I think that’s the correct interpretation, yes. It was even possible in OH2 at least, to run rules before system ‘constants’ like ON or now were created.
There are some really complicated races going on at startup, and if it were easy to address that would have done in OH1.

I have an OH2 system that absolutely will never make a clean start without intervention. As well as the kinds of issues that cause error logs, there can be more insidious effects like Group membership completing after rules are initialised - meaning Group based triggers are ruined (but error free!).

Using the technique described here made it 100% reliable for me, on my host box - this stuff is very individual.

I do not know of anybody following this method for OH3, it would require careful adaption.

I do know theses problems are exacerbated by using config files. The loading and parsing orcas is more involved and less constrained because you’ll have Items and rules and things all being loaded at the same time.

That’s always good to do anyway because they’re are plenty of other times where an Item can become NULL or UNDEF even after OH starts up. For example, if OH has been up for hours, then you reload a .items file, all those items get deleted and recreated and come up as NULL again. restoreOnStartup takes some time leaving chances for your rules to run with NULL states.

A binding can set an item to UNDEF of it didn’t know what state the device is in at any time.

You can change the states of any items too either in rules or the expire binding or manually.

You simply cannot trust that an item will always and forever have a non-NULL/UNDEF state in a rule. You either have to test for that or live with the errors when it occurs.

It’s different in different languages. For Rogers DSL it’s often easiest to see if the stateisinstance UnDefType. In JSScripting the item has an isUninitalized member that returns true when the Item is NULL or UNDEF.

Another technique in OH 3 some have found success with is to create a role that triggers at runlevel 40 that disables all the problem rules and another one that runs at runlevel 100 to reenable then. However beware that triggering rules at certain runlevels and disabling/enabling rules is not possible in Rules DSL. It’ll be easiest using UI rules.

@rossko57 @rlkoshak Thank you both for your indulgence, the explanations and the tips! New insights to chew on over the coming days. OpenHAB would not be the great piece of software it is without the extremely helpful community and the library of tips and solutions it has built over time.

Just like to add my experience with OH 3.2. What I see is that the mapdb persistency is less reliable than what it used to be. In about 40% of the startups it does not restore the values before the startup rules are triggered. I also do see occasionally the script execution errors for the startup rules that items are not loaded, as Kai was reporting. The latter is new, while in the past with 3.1 and 2.5 I did have very occasional issues with mapdb persistency. (I did reinstall my openhabian system 2 weeks ago from scratch on my RP3, to be sure that this is not some sort of issue related to upgrading the system, but the mapdb problem reappeared)

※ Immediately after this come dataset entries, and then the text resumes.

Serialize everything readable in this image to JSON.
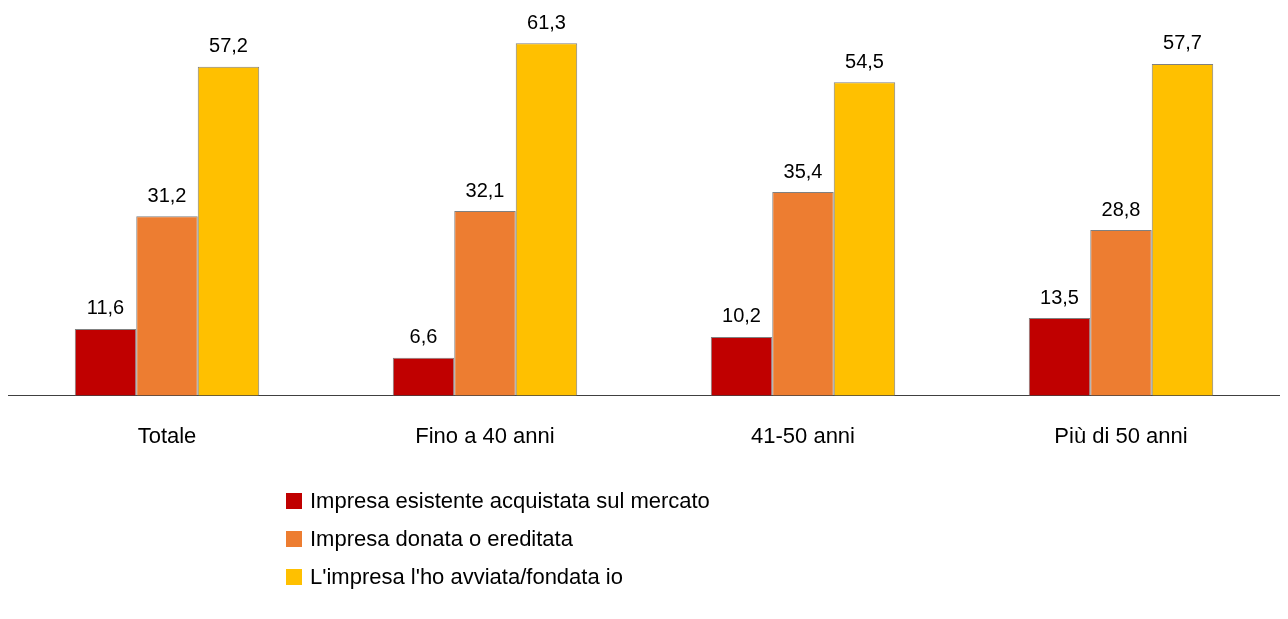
{
  "chart_data": {
    "type": "bar",
    "categories": [
      "Totale",
      "Fino a 40 anni",
      "41-50 anni",
      "Più di 50 anni"
    ],
    "legend": "bottom",
    "grid": false,
    "tick_labels": "x",
    "series": [
      {
        "name": "Impresa esistente acquistata sul mercato",
        "color": "#c00000",
        "values": [
          11.6,
          6.6,
          10.2,
          13.5
        ],
        "value_labels": [
          "11,6",
          "6,6",
          "10,2",
          "13,5"
        ]
      },
      {
        "name": "Impresa donata o ereditata",
        "color": "#ed7d31",
        "values": [
          31.2,
          32.1,
          35.4,
          28.8
        ],
        "value_labels": [
          "31,2",
          "32,1",
          "35,4",
          "28,8"
        ]
      },
      {
        "name": "L'impresa l'ho avviata/fondata io",
        "color": "#ffc000",
        "values": [
          57.2,
          61.3,
          54.5,
          57.7
        ],
        "value_labels": [
          "57,2",
          "61,3",
          "54,5",
          "57,7"
        ]
      }
    ]
  }
}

That is possible now :wink: @kstuken You wanted to know if that might still come (that’s why I tagged you).

Correct me if I am wrong, but I always thought that the concept of start levels was introduced to fix exactly this and ensure that the startup is done in an order that actually makes sense?

Yes, but it’s not going to work precisely like one might expect. As was mentioned above, run level 80, for example does not mean that all Things are ONLINE. It just means they’ve been loaded and initialized. So you can’t expect all Things to be in a workable state when this run level is reached.